Despite these troubled times, humanity abounded in the competition in general, with the famed Scottish miserabilism in short supply over the weekend. Bill Douglas may be GSFF’s figurehead, but the gentle absurdism of Bill Forsyth seems a better reference point for this year’s pack. You can see a bit of it in Shed, the debut film from Harvey Gardner, which sees two estranged brothers bond while painting their gran’s shed. The goofiness of the lead performances is paired with Gardner’s precise use of colour and attentive framing, which often places us in the middle of the brothers’ bickering so that each of them is addressing the camera directly (Ozu-style). It made for a wry, smile-inducing watch.

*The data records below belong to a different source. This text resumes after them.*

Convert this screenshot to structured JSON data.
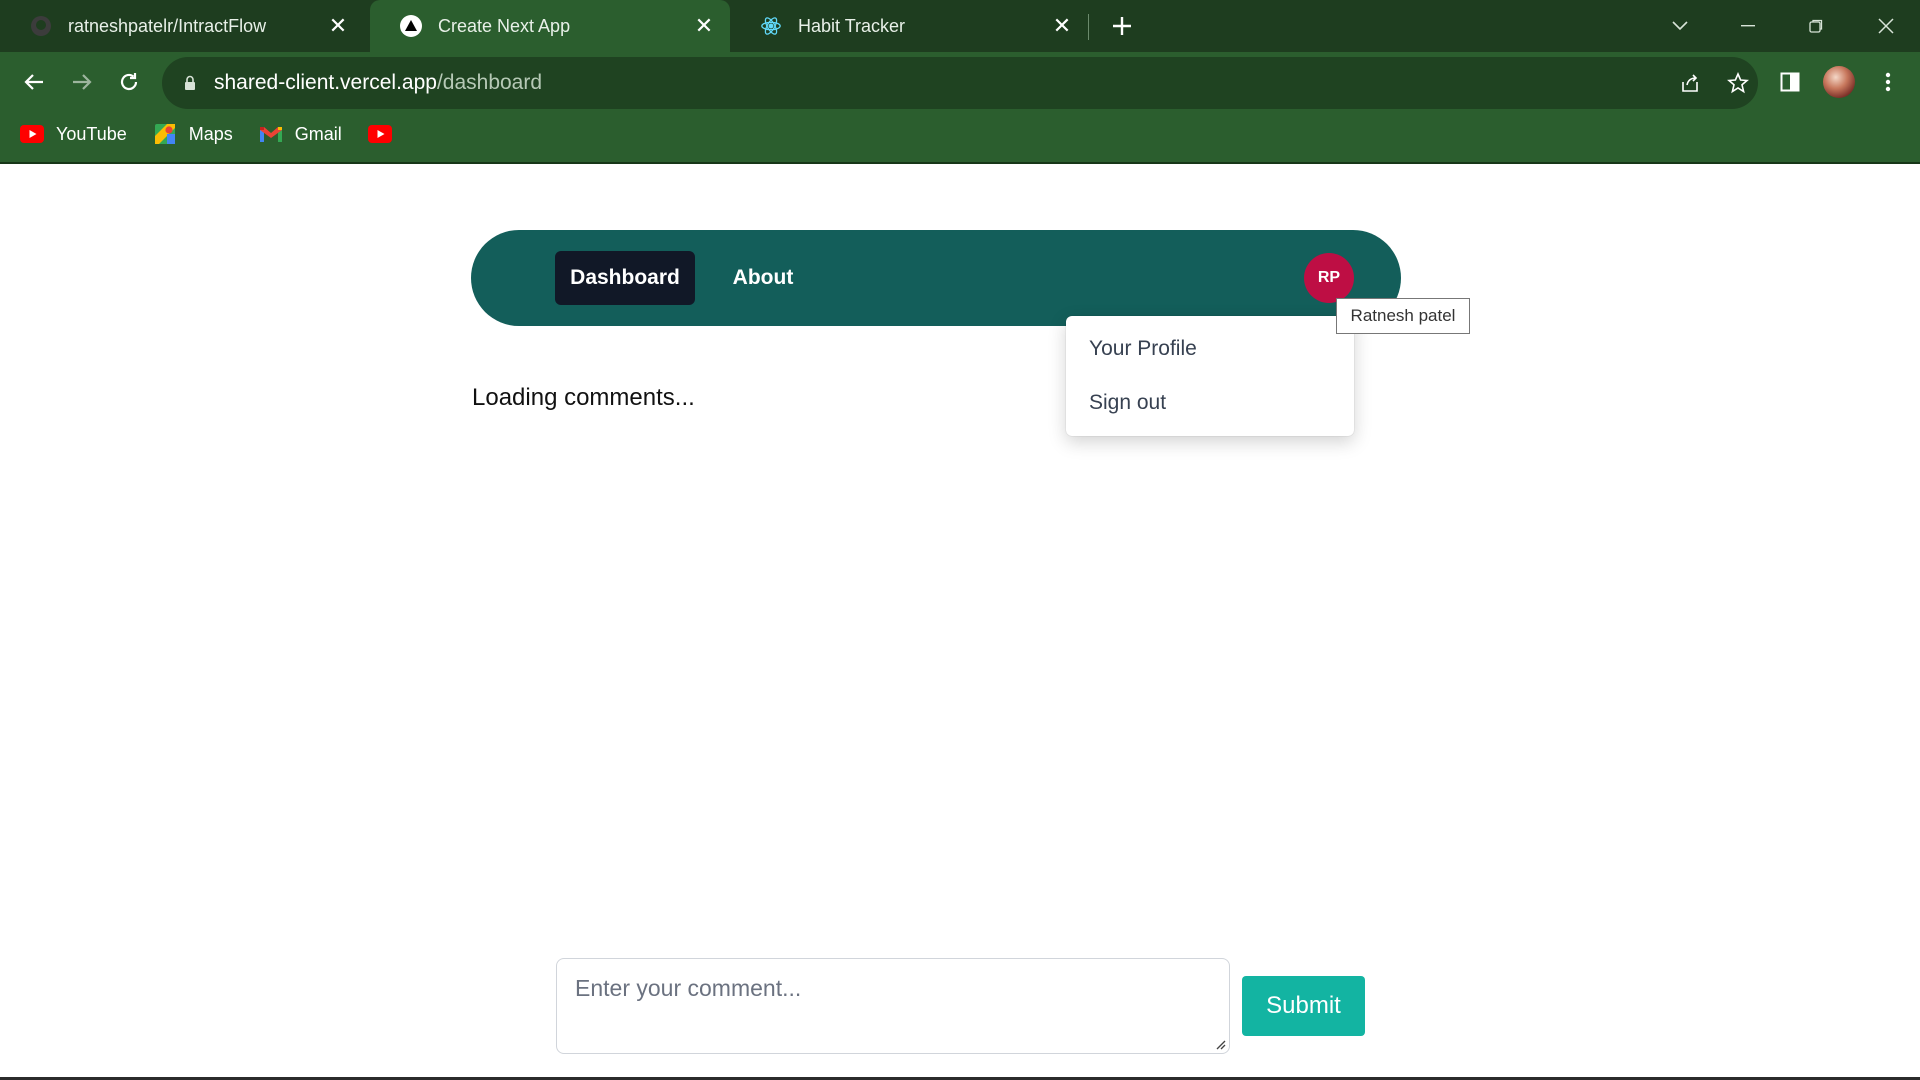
{
  "browser": {
    "tabs": [
      {
        "title": "ratneshpatelr/IntractFlow",
        "icon": "github-icon",
        "active": false
      },
      {
        "title": "Create Next App",
        "icon": "nextjs-icon",
        "active": true
      },
      {
        "title": "Habit Tracker",
        "icon": "react-icon",
        "active": false
      }
    ],
    "address_host": "shared-client.vercel.app",
    "address_path": "/dashboard",
    "bookmarks": [
      {
        "label": "YouTube",
        "icon": "youtube-icon"
      },
      {
        "label": "Maps",
        "icon": "maps-icon"
      },
      {
        "label": "Gmail",
        "icon": "gmail-icon"
      },
      {
        "label": "",
        "icon": "youtube-icon"
      }
    ],
    "colors": {
      "frame": "#2b5e2e",
      "tabstrip": "#1e3d1f"
    }
  },
  "navbar": {
    "links": [
      {
        "label": "Dashboard",
        "active": true
      },
      {
        "label": "About",
        "active": false
      }
    ],
    "avatar_initials": "RP",
    "avatar_tooltip": "Ratnesh patel",
    "colors": {
      "bar": "#135e5a",
      "active_link": "#111827",
      "avatar": "#be0e44"
    }
  },
  "user_menu": {
    "items": [
      "Your Profile",
      "Sign out"
    ]
  },
  "main": {
    "loading_text": "Loading comments..."
  },
  "comment_form": {
    "placeholder": "Enter your comment...",
    "value": "",
    "submit_label": "Submit",
    "submit_color": "#13b4a2"
  }
}
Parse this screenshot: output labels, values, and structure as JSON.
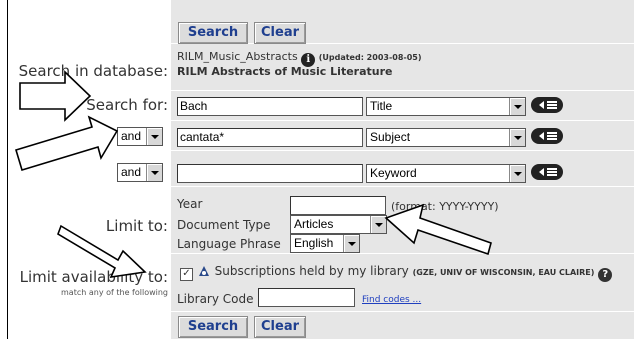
{
  "buttons": {
    "search": "Search",
    "clear": "Clear"
  },
  "labels": {
    "search_in_database": "Search in database:",
    "search_for": "Search for:",
    "limit_to": "Limit to:",
    "limit_availability_to": "Limit availability to:",
    "match_any": "match any of the following"
  },
  "database": {
    "name": "RILM_Music_Abstracts",
    "updated": "(Updated: 2003-08-05)",
    "full_name": "RILM Abstracts of Music Literature"
  },
  "search_rows": [
    {
      "term": "Bach",
      "field": "Title"
    },
    {
      "operator": "and",
      "term": "cantata*",
      "field": "Subject"
    },
    {
      "operator": "and",
      "term": "",
      "field": "Keyword"
    }
  ],
  "limits": {
    "year_label": "Year",
    "year_value": "",
    "year_format": "(format: YYYY-YYYY)",
    "doctype_label": "Document Type",
    "doctype_value": "Articles",
    "language_label": "Language Phrase",
    "language_value": "English"
  },
  "availability": {
    "subscriptions_label": "Subscriptions held by my library",
    "library_note": "(GZE, UNIV OF WISCONSIN, EAU CLAIRE)",
    "library_code_label": "Library Code",
    "library_code_value": "",
    "find_codes": "Find codes ..."
  },
  "colors": {
    "panel": "#e6e6e6",
    "button_text": "#1f3f8f",
    "link": "#1f3fbf"
  },
  "icons": [
    "info-icon",
    "history-icon",
    "subscriptions-icon",
    "help-icon"
  ]
}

Even work with the grimmest subject matter was flecked with hope. James Price’s Concrete & Flowers, an angry howl of a short, follows Carlin, a volatile young man (locals might describe him as a ned) on a rampage across Glasgow. Swigging from a stolen whisky bottle, he’s quick to lash out at anyone in his path, but it becomes clear the anger is masking a well of pain. The film is a little rough around the edges, but it contained the shot of the festival in an extraordinary scene of Carlin playing an imaginary game of football on an ash pitch while a residential tower block is unceremoniously torn down in the background. As a metaphor, it was blunt but effective.
Mental health and fragile masculinity were also at the heart of We Are All Here, Hannah Currie’s moving documentary about young Glasgow rapper Lumo (aka Calum Barnes) who took his own life last year, aged just 21. Speaking to Lomo’s family and his hip-hop crew, Currie attempts to uncover the cultural barriers that prevented this young man reaching out to the people closest to him in his moments of darkness. Utilising clips from Lomo’s performances with honest interviews confronting the stigma of mental health head-on, it’s a powerful film that clearly struck a chord, winning GSFF’s audience award.
In years gone by, these shorts would have little opportunity to find an audience beyond the festival circuit, but post-screening Q&As will be playing on the recently launched BBC Scotland channel. It’s a heartening development that should, in the long run, surely help GSFF in its tender fostering of a new Scottish cinema.